When More is Less: Understanding Chain-of-Thought Length in LLMs

Paper · arXiv 2502.07266 · Published February 11, 2025
Reasoning CritiquesReinforcement LearningEvaluations

Large Language Models (LLMs) employ Chain-of-Thought (CoT) reasoning to deconstruct complex problems. While longer CoTs are often presumed superior, this paper challenges that notion, arguing that longer is not always better. Drawing on combined evidence from real-world observations, controlled experiments, and theoretical analysis, we demonstrate that task accuracy typically follows an inverted U-shaped curve with CoT length, where performance initially improves but eventually decreases as the number of CoT steps increases. With controlled experiments, we further uncover the scaling behaviors of the optimal CoT length: it increases with task difficulty but decreases with model capability, exposing an inherent simplicity bias where more capable models favor shorter, more efficient CoT reasoning. This bias is also evident in Reinforcement Learning (RL) training, where models gravitate towards shorter CoTs as their accuracy improves. To have a deep understanding of these dynamics, we establish a simple theoretical model that formally proves these phenomena, including the optimal length’s scaling laws and the emergence of simplicity bias during RL. Guided by this framework, we demonstrate significant practical benefits from training with optimally-lengthed CoTs and employing length-aware filtering at inference.

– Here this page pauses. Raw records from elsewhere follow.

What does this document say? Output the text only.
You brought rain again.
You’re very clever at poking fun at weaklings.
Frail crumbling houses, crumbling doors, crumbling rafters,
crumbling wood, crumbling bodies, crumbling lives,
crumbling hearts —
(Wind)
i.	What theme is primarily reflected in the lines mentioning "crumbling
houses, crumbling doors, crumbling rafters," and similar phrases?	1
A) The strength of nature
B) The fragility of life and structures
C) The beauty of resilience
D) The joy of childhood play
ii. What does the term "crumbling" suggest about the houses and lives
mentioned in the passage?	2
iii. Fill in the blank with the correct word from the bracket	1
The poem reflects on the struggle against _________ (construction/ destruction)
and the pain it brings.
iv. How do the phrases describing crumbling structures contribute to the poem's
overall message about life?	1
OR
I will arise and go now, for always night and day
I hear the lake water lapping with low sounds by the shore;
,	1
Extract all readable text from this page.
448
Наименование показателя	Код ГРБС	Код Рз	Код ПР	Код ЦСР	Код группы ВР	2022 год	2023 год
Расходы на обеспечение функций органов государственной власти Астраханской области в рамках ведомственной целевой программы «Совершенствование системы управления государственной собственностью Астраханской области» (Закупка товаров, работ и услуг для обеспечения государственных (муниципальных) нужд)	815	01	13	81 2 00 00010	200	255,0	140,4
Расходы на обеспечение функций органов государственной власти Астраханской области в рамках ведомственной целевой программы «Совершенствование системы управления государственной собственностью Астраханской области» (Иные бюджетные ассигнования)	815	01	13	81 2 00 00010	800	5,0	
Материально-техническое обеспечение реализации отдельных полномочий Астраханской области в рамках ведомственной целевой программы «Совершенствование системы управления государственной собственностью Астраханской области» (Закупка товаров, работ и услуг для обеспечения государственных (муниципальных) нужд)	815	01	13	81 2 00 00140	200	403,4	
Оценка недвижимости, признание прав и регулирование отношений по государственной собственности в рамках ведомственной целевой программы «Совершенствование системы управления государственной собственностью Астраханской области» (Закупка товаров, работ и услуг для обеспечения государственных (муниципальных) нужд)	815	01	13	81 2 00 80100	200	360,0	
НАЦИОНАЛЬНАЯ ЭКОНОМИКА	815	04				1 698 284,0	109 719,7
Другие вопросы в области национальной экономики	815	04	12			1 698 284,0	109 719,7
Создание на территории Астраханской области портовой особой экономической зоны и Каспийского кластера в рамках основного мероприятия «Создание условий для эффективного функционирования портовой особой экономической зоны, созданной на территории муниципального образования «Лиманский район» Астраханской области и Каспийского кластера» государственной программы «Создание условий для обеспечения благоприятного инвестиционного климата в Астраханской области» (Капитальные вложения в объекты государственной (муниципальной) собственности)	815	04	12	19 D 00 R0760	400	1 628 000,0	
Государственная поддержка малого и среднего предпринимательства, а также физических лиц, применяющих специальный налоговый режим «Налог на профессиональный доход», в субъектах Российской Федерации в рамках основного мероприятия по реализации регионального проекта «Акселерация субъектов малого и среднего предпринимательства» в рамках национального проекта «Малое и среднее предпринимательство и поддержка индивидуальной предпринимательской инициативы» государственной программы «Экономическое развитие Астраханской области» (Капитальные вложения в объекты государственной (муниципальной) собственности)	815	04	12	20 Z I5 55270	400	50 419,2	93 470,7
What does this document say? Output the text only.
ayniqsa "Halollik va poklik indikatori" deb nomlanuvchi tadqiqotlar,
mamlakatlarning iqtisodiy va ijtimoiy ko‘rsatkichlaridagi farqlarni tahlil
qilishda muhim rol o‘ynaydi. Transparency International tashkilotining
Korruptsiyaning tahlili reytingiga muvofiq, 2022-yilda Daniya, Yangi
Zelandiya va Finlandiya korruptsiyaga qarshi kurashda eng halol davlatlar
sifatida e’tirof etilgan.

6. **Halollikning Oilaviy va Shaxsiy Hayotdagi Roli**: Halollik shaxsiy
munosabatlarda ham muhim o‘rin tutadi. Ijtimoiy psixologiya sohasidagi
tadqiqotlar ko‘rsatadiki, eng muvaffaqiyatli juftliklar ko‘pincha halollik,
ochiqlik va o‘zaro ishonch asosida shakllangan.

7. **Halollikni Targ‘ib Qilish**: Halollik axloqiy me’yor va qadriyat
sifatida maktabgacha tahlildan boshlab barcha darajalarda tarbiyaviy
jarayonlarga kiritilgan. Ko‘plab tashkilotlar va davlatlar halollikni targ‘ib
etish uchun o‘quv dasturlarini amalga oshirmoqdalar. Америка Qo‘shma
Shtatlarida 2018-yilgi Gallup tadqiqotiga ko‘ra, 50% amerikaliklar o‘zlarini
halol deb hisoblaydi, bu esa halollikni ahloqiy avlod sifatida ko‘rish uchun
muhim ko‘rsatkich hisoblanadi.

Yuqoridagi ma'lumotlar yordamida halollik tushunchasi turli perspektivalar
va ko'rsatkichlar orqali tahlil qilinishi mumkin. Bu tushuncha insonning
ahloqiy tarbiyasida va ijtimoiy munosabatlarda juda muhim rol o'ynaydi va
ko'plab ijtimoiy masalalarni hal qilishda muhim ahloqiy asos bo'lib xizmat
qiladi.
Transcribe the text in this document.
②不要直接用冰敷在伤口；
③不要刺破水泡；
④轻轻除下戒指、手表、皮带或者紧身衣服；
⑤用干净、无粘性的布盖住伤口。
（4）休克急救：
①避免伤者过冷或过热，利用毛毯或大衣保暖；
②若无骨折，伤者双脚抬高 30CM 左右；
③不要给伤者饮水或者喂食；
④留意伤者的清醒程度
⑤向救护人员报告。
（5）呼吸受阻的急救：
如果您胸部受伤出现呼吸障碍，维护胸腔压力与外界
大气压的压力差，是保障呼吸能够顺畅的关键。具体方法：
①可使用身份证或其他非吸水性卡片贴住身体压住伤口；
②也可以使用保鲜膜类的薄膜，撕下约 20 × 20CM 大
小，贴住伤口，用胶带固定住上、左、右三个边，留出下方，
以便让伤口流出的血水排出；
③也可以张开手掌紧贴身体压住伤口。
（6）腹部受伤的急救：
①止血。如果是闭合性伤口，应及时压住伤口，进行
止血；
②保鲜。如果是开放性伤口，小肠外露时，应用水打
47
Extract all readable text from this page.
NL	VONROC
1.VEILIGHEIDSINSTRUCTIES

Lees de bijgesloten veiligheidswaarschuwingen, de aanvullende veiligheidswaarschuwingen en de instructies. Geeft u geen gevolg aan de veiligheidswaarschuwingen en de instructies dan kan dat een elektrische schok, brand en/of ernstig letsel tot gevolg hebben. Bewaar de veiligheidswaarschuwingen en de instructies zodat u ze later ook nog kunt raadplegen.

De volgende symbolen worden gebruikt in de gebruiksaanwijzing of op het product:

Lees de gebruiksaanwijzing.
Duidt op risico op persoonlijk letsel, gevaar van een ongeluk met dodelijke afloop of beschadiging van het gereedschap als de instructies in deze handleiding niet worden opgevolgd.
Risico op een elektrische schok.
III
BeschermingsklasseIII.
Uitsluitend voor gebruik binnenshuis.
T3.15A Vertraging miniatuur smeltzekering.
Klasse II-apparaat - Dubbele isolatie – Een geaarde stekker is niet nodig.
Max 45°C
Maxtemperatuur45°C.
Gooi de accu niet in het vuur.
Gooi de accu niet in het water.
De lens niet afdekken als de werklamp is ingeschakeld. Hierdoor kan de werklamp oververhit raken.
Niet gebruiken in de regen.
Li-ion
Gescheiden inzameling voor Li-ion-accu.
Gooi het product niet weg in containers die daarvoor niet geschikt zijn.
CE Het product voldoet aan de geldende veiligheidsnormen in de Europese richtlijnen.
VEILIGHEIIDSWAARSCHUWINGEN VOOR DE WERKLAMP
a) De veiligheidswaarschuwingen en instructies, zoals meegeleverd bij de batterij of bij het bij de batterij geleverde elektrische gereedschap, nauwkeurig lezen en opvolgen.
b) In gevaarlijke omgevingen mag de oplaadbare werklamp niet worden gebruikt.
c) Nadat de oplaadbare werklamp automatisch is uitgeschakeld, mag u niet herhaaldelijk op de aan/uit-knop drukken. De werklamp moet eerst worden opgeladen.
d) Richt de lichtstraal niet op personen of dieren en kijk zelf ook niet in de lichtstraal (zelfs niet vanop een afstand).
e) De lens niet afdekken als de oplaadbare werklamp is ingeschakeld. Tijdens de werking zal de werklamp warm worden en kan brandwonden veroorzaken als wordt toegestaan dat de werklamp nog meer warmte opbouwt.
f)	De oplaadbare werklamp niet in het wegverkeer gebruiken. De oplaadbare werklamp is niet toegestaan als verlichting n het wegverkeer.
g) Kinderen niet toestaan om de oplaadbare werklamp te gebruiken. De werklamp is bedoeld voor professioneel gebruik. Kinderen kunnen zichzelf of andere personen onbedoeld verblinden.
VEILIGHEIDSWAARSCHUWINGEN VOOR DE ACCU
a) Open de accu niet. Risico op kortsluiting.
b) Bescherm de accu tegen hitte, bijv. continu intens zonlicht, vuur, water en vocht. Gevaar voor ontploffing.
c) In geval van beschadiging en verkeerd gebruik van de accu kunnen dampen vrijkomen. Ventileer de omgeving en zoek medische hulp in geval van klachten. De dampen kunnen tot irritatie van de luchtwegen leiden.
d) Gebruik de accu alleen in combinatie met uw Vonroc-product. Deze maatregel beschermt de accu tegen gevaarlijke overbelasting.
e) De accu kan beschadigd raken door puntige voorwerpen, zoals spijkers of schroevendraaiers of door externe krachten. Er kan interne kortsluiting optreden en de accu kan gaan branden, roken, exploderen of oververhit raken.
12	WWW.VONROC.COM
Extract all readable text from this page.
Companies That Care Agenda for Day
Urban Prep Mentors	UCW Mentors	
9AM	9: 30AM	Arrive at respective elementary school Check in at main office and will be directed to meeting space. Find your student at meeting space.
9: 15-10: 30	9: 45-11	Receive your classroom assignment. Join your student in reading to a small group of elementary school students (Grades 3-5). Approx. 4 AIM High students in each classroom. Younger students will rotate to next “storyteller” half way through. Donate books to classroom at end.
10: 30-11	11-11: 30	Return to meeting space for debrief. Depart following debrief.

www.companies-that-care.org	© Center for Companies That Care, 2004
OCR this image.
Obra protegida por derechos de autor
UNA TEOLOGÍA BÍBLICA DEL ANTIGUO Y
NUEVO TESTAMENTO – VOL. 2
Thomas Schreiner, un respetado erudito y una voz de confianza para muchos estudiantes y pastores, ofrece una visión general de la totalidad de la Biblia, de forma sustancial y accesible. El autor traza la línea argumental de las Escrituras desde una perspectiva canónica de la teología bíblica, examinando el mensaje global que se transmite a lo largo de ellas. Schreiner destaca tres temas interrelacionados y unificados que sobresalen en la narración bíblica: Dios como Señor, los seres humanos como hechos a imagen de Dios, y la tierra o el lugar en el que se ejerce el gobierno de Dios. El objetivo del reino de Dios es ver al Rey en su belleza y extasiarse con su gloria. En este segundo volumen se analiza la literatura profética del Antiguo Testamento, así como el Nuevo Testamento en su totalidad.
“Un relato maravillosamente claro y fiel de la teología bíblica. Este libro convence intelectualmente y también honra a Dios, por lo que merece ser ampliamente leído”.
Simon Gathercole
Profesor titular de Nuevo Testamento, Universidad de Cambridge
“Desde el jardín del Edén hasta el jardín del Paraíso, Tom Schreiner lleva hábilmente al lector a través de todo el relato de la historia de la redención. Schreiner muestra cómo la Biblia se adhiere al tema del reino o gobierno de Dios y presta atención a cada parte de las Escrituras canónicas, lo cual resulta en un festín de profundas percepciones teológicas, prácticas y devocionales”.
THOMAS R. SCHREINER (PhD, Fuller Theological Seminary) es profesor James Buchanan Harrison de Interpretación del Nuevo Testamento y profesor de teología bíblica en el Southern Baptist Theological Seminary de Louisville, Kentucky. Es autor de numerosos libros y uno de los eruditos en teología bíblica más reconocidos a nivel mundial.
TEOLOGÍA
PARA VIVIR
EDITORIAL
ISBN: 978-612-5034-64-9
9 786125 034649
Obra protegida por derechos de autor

Intuitively, task decomposition into more steps yields easier subtask but also accumulate errors exponentially, leading to an optimal tradeoff at an intermediate CoT length. Notably, this theory also explains the emergence of the simplicity bias as observed during RL training. Thus, although simple, our theory provides valuable characterization of LLMs’ behaviors during CoT. Translating this understanding into practice, we show significant benefits from training with optimally-lengthed CoTs and employing Length-aware Vote to filter out excessively long CoTs at inference.